Если он был избран еще прежде начальником судных дел у своей бра­тии, то, нам кажется, это одно уже достаточно рисует его личность. Нам кажется, что он за то был избран в судные начальники, что не был спосо­бен делать подлоги и обманы, хотя бы и с хорошей целью. Он занимал свою должность по выбору народа, а не по назначению правительства, в чем есть великая разница, и трудно представить себе, чтобы народ до­бровольно посадил себе на хребты человека сомнительных достоинств, когда при выборе людей в подобные должности всегда народом же ста­вились и неизменные условия, чтобы человек был добр (в общем обшир­ном смысле), разумен, душою прям.

«А судитися шуянам, посадским людям, по сей нашей уставной гра­моте меж себя самих по-прежнему,— говорит царь Василий Шуйский посаду города Шуи.— А кому их судити и управа меж ими чинити и на­ши четвертные доходы сбирати по книгам сполна,— и шуяне, посадские люди, всем посадом выбирают меж себя в излюбленные в земские судьи, по годом, посадских же лутших (по богатству) и середних (по богатству) людей, добрых и просужих, которые бы были душею прямы и всем им посадским людям были любы...»12

Земский староста, начальник судных дел, должен был иметь типиче­ские черты, которыми народ вообще определял это важное в его быту звание и которые, конечно, не могли быть худые или сомнительные чер­ты. Не в игрушки же народ играл, поручая управлять своими делами и судить себя кому ни попало, или людям хитрым, крутого нрава, с тяже­лой рукою, вообще диктаторам. Диктаторов-то пуще всего народ и не терпел, когда сам выбирал людей, и по закону через год же мог сменять их безвозвратно.
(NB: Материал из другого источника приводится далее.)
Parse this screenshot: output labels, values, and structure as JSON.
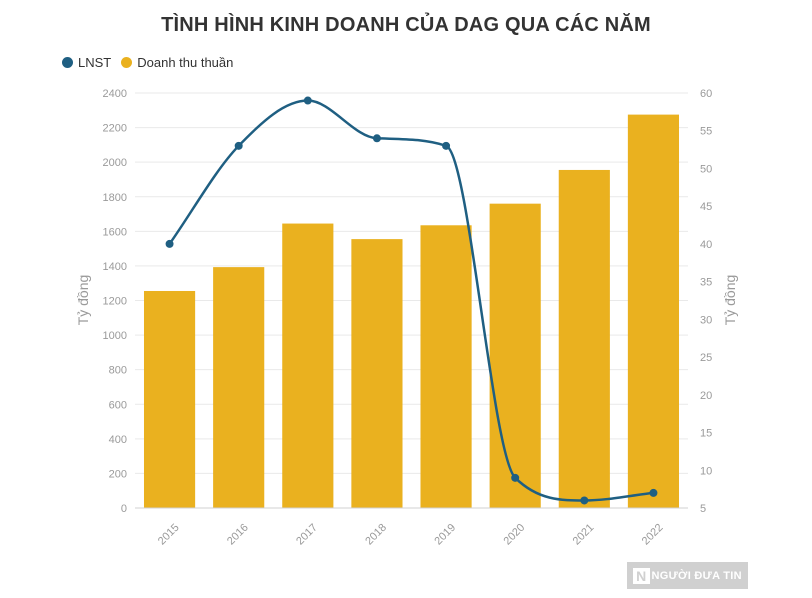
{
  "chart_data": {
    "type": "bar",
    "title": "TÌNH HÌNH KINH DOANH CỦA DAG QUA CÁC NĂM",
    "categories": [
      "2015",
      "2016",
      "2017",
      "2018",
      "2019",
      "2020",
      "2021",
      "2022"
    ],
    "series": [
      {
        "name": "LNST",
        "type": "line",
        "axis": "right",
        "color": "#1f5f82",
        "values": [
          40,
          53,
          59,
          54,
          53,
          9,
          6,
          7
        ]
      },
      {
        "name": "Doanh thu thuần",
        "type": "bar",
        "axis": "left",
        "color": "#eab11f",
        "values": [
          1255,
          1393,
          1645,
          1555,
          1635,
          1760,
          1955,
          2275
        ]
      }
    ],
    "ylabel": "Tỷ đồng",
    "y2label": "Tỷ đồng",
    "ylim": [
      0,
      2400
    ],
    "y2lim": [
      5,
      60
    ],
    "yticks": [
      "0",
      "200",
      "400",
      "600",
      "800",
      "1000",
      "1200",
      "1400",
      "1600",
      "1800",
      "2000",
      "2200",
      "2400"
    ],
    "y2ticks": [
      "5",
      "10",
      "15",
      "20",
      "25",
      "30",
      "35",
      "40",
      "45",
      "50",
      "55",
      "60"
    ],
    "grid": true,
    "legend_position": "top-left"
  },
  "watermark": {
    "badge": "N",
    "text": "NGƯỜI ĐƯA TIN"
  }
}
А диктатор Минин, наоборот, из земских старост поса­да был утвержден даже выборным от всей земли. Чтобы понять такие несообразности, надо представить себе нижегородский народ народом театральным, пейзаном, который поступает в своих действиях по заучен­ному ходу пьесы. К сожалению, в историях и исследованиях весьма час­то народ так и представляется.